Former MP Helena Guergis was ceremoniously kicked out of Cabinet via unsubstantiated -- some might called "trumped up" -- reports. The whole soap opera reeked of sexism in a Cabinet that was swift in offering up women's heads to the guillotine, while protecting the Old Boys Club members.

Aside from Conservative female MPs, Harper crushed in 2006 Status of Women, a federal agency which "no longer fights for equality, that dirty word having been removed from its mandate. The agency exists to facilitate women's participation in Canadian society." Funding to numerous women's organisations was promptly eviscerated in 2010.

Many policies of the Harper government have indirectly affected women: from the drive to defund refugee healthcare -- affecting the care of pregnant women fleeing war, poverty and violence. What can be said of a government willing to leave mothers-to-be out in the cold during pregnancy, labour and birth?

Other indirect knives were thrown at Canadian women when the abortion debate was revisited in the House of Commons earlier this spring. Somehow, the well-known stranglehold the PMO has on its MPs freedom of expression was allowed to be untied for this singular issue aimed at reversing reproductive rights to the dark ages. The motion was defeated.

Women in the developing world were not so lucky -- Harper's Conservatives lobbied, in 2010, to remove birth control in the G8 plan to protect mothers. The Harper doctrine is opposed to "a strategy to improve the health of mothers and young children in poor countries," effectively cementing their place at the bottom of the socio-economic ladder.

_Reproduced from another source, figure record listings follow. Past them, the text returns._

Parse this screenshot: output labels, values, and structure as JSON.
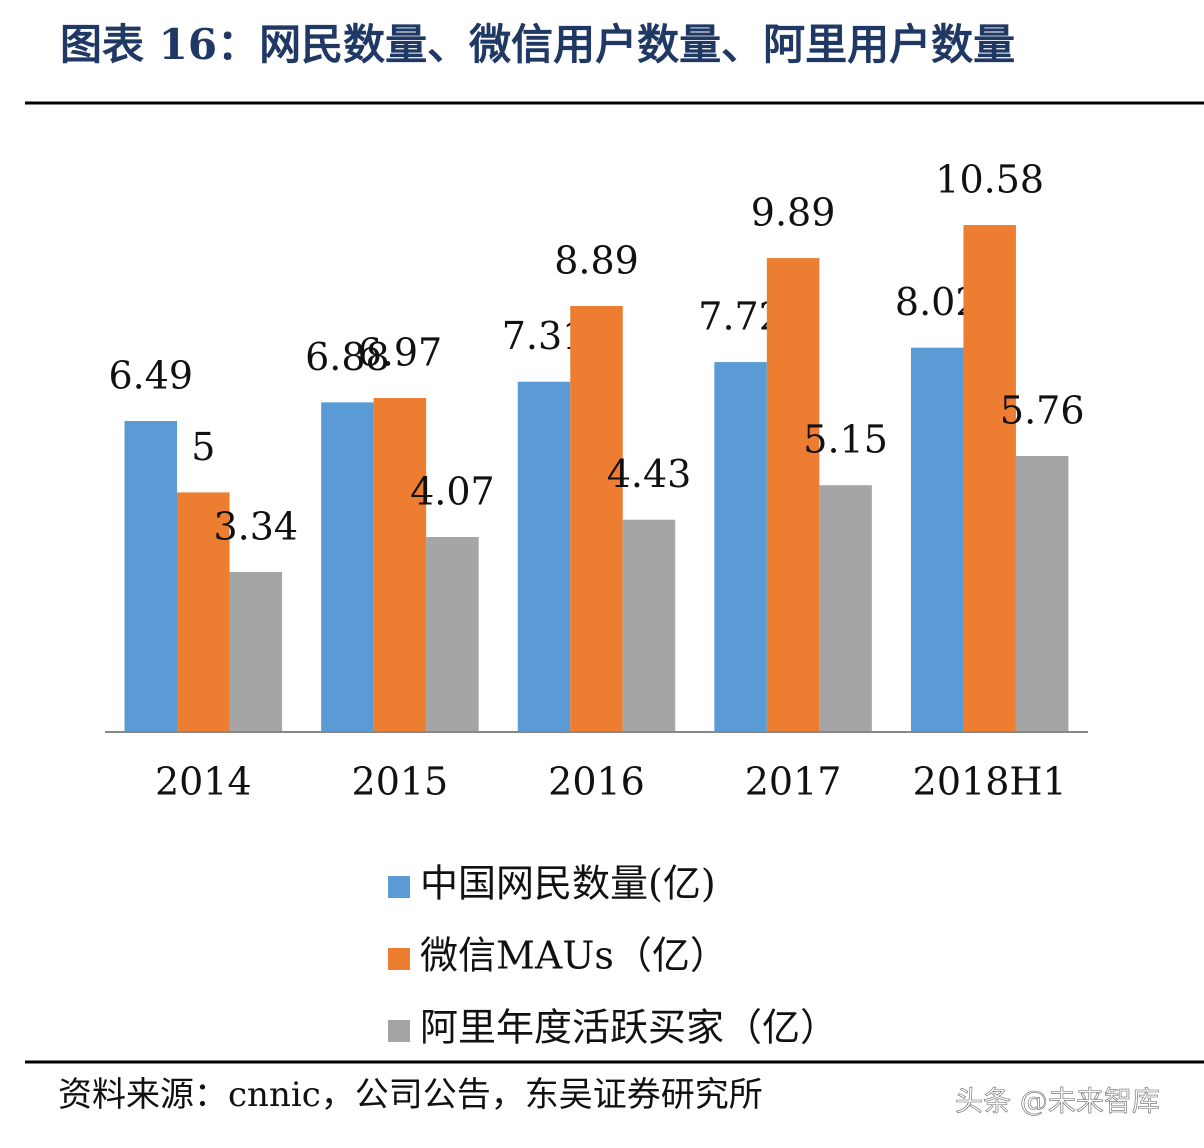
{
  "chart_data": {
    "type": "bar",
    "title": "图表 16：网民数量、微信用户数量、阿里用户数量",
    "categories": [
      "2014",
      "2015",
      "2016",
      "2017",
      "2018H1"
    ],
    "series": [
      {
        "name": "中国网民数量(亿)",
        "color": "#5b9bd5",
        "values": [
          6.49,
          6.88,
          7.31,
          7.72,
          8.02
        ]
      },
      {
        "name": "微信MAUs（亿）",
        "color": "#ed7d31",
        "values": [
          5,
          6.97,
          8.89,
          9.89,
          10.58
        ]
      },
      {
        "name": "阿里年度活跃买家（亿）",
        "color": "#a5a5a5",
        "values": [
          3.34,
          4.07,
          4.43,
          5.15,
          5.76
        ]
      }
    ],
    "ylim": [
      0,
      12
    ],
    "legend": "bottom",
    "source": "资料来源：cnnic，公司公告，东吴证券研究所",
    "watermark": "头条 @未来智库"
  }
}
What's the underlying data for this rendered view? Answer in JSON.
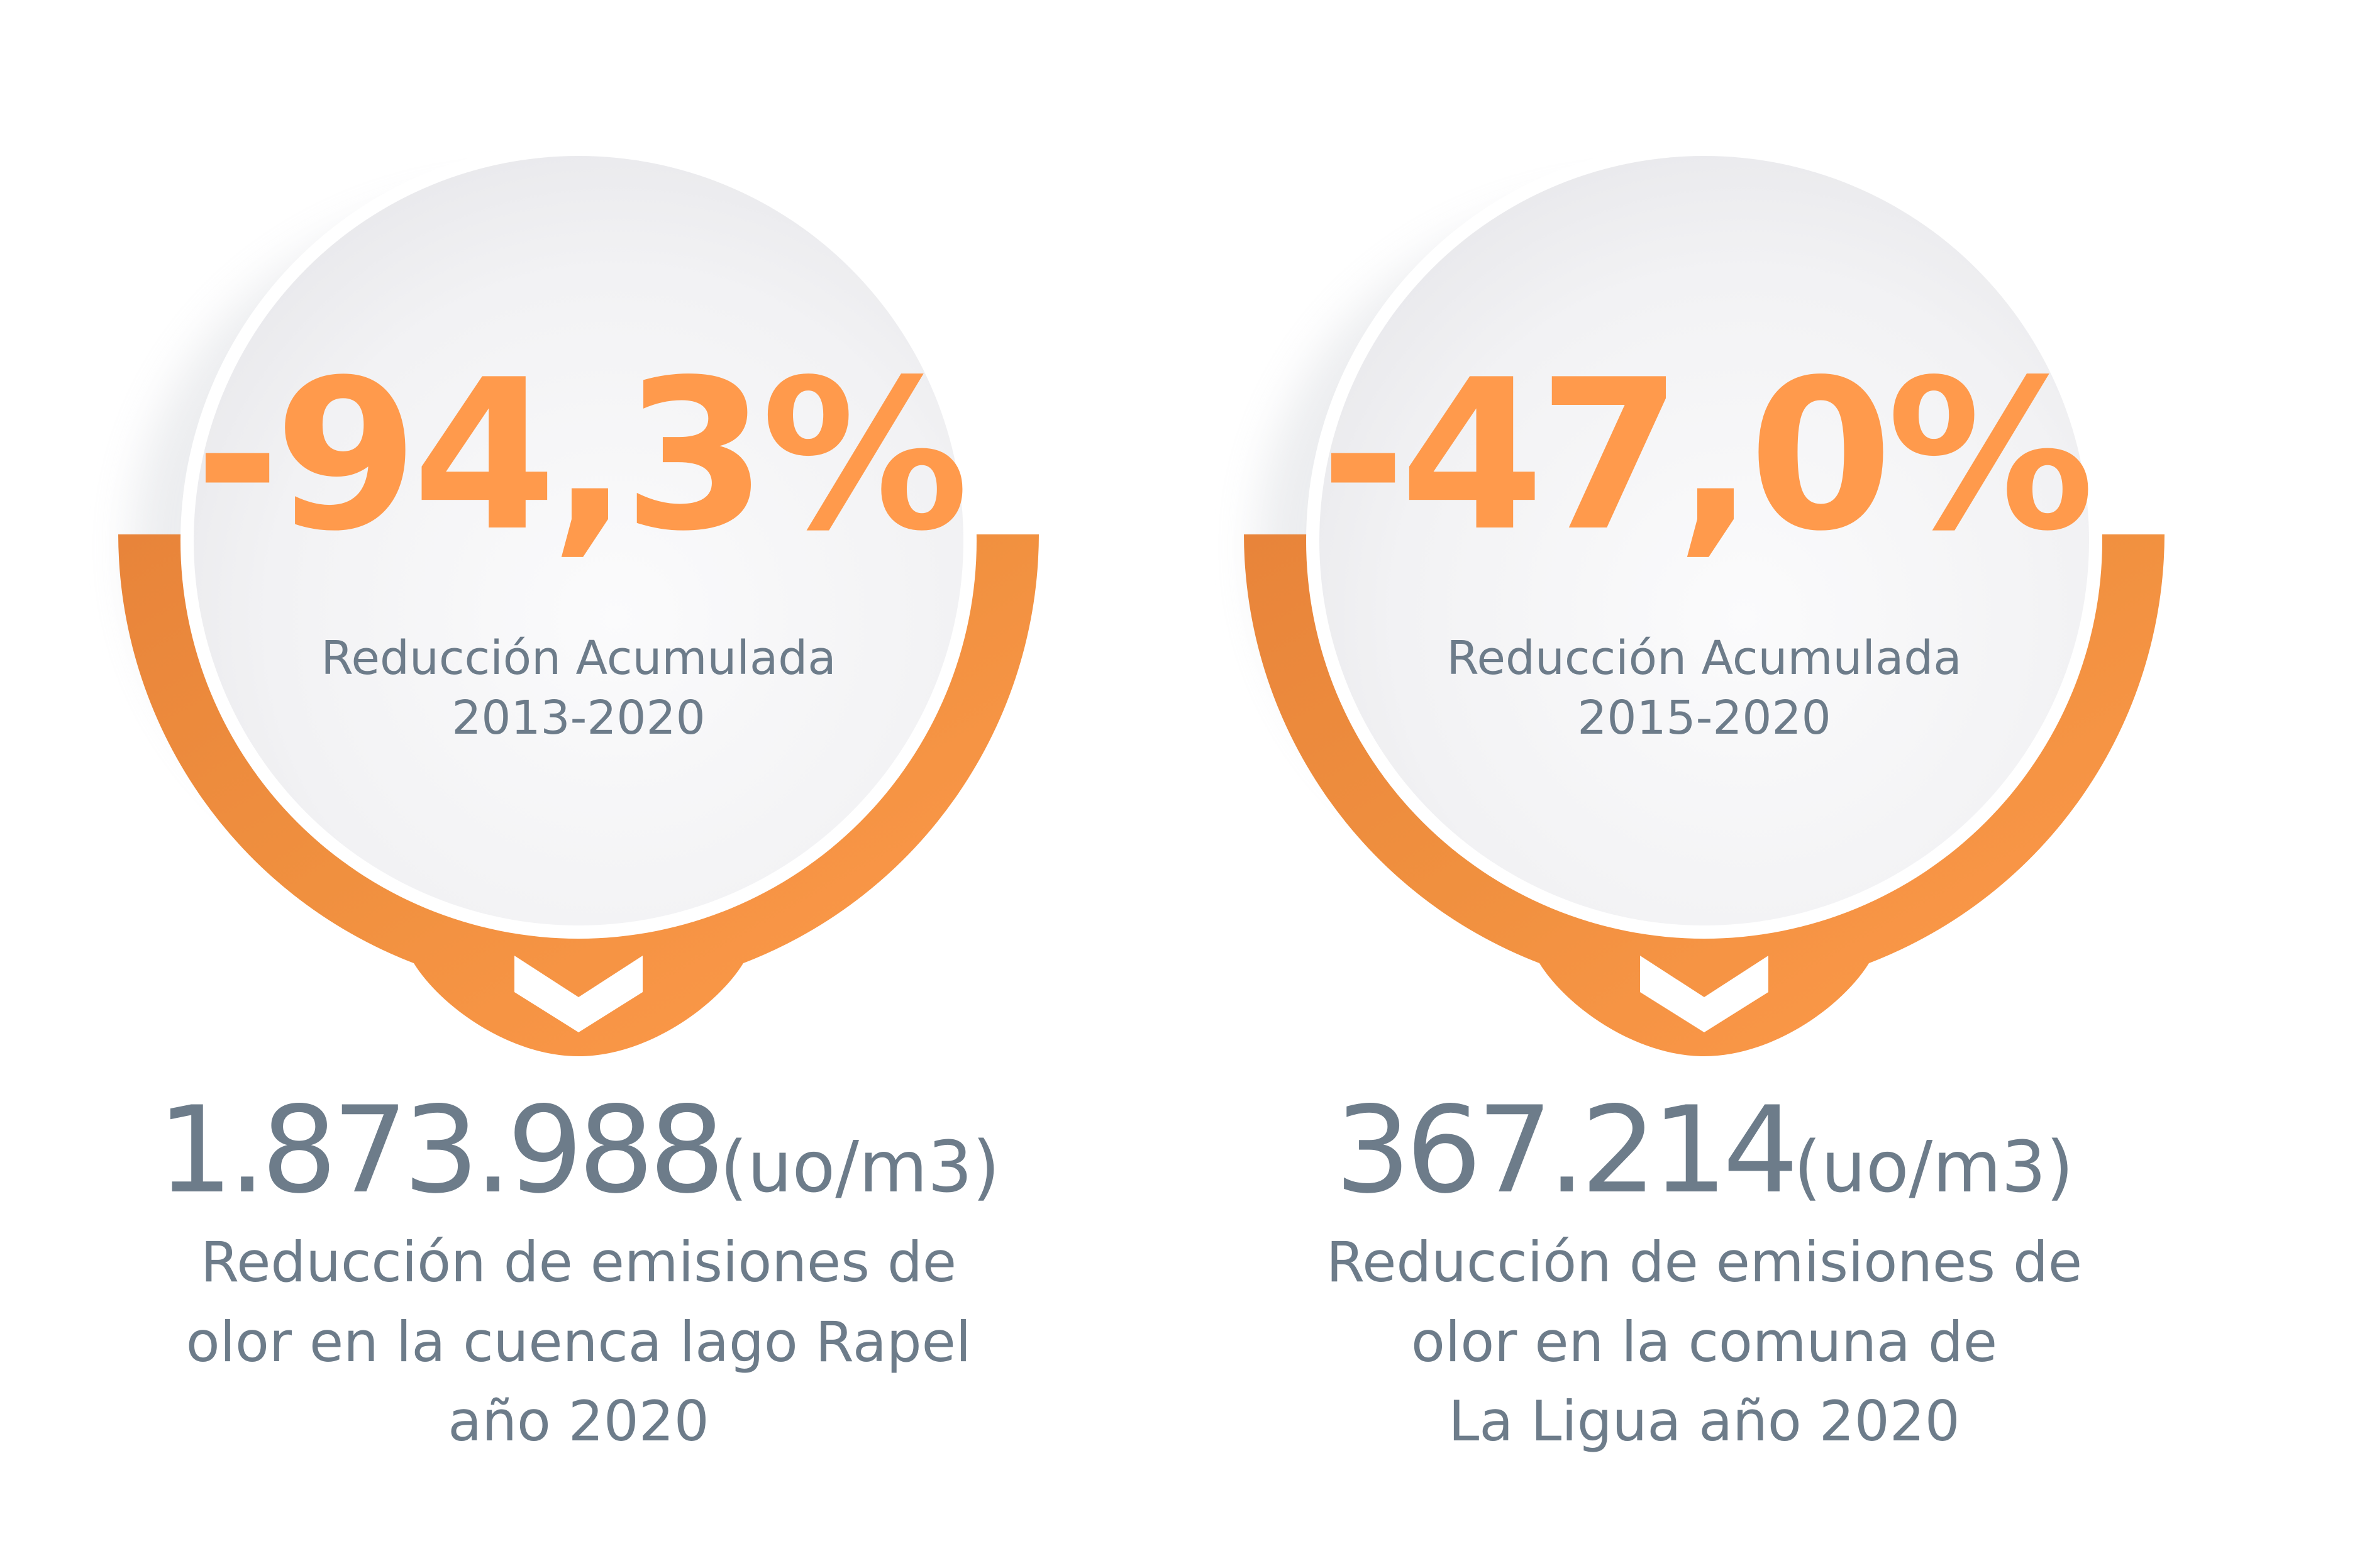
{
  "colors": {
    "accent": "#FF9A4C",
    "accent_dark": "#E87F35",
    "text_slate": "#6D7C8A",
    "circle_light": "#F7F7F8",
    "circle_shade": "#E6E6EA"
  },
  "cards": [
    {
      "percentage": "-94,3%",
      "subtitle_line1": "Reducción Acumulada",
      "subtitle_line2": "2013-2020",
      "stat_value": "1.873.988",
      "stat_unit": "(uo/m3)",
      "desc_line1": "Reducción de emisiones de",
      "desc_line2": "olor en la cuenca lago Rapel",
      "desc_line3": "año 2020",
      "icon": "chevron-down-icon"
    },
    {
      "percentage": "-47,0%",
      "subtitle_line1": "Reducción Acumulada",
      "subtitle_line2": "2015-2020",
      "stat_value": "367.214",
      "stat_unit": "(uo/m3)",
      "desc_line1": "Reducción de emisiones de",
      "desc_line2": "olor en la comuna de",
      "desc_line3": "La Ligua año 2020",
      "icon": "chevron-down-icon"
    }
  ]
}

Finally, the ever-growing number of workplace sexual harassment and improprieties at the RCMP, which had been swept under the rug for years, seem to foster a government-backed toxic environment for its female members, who were left to fend for themselves.

As the Harper government's war on women rages on, anti-woman proposals which have been blighting in the right-wing fringe for years have come to fruition. Harper's Conservatives have found stunning success in their attempts to turn back decades of gains in the rights and status of women -- domestically and abroad -- regressing women back to the weaker sex.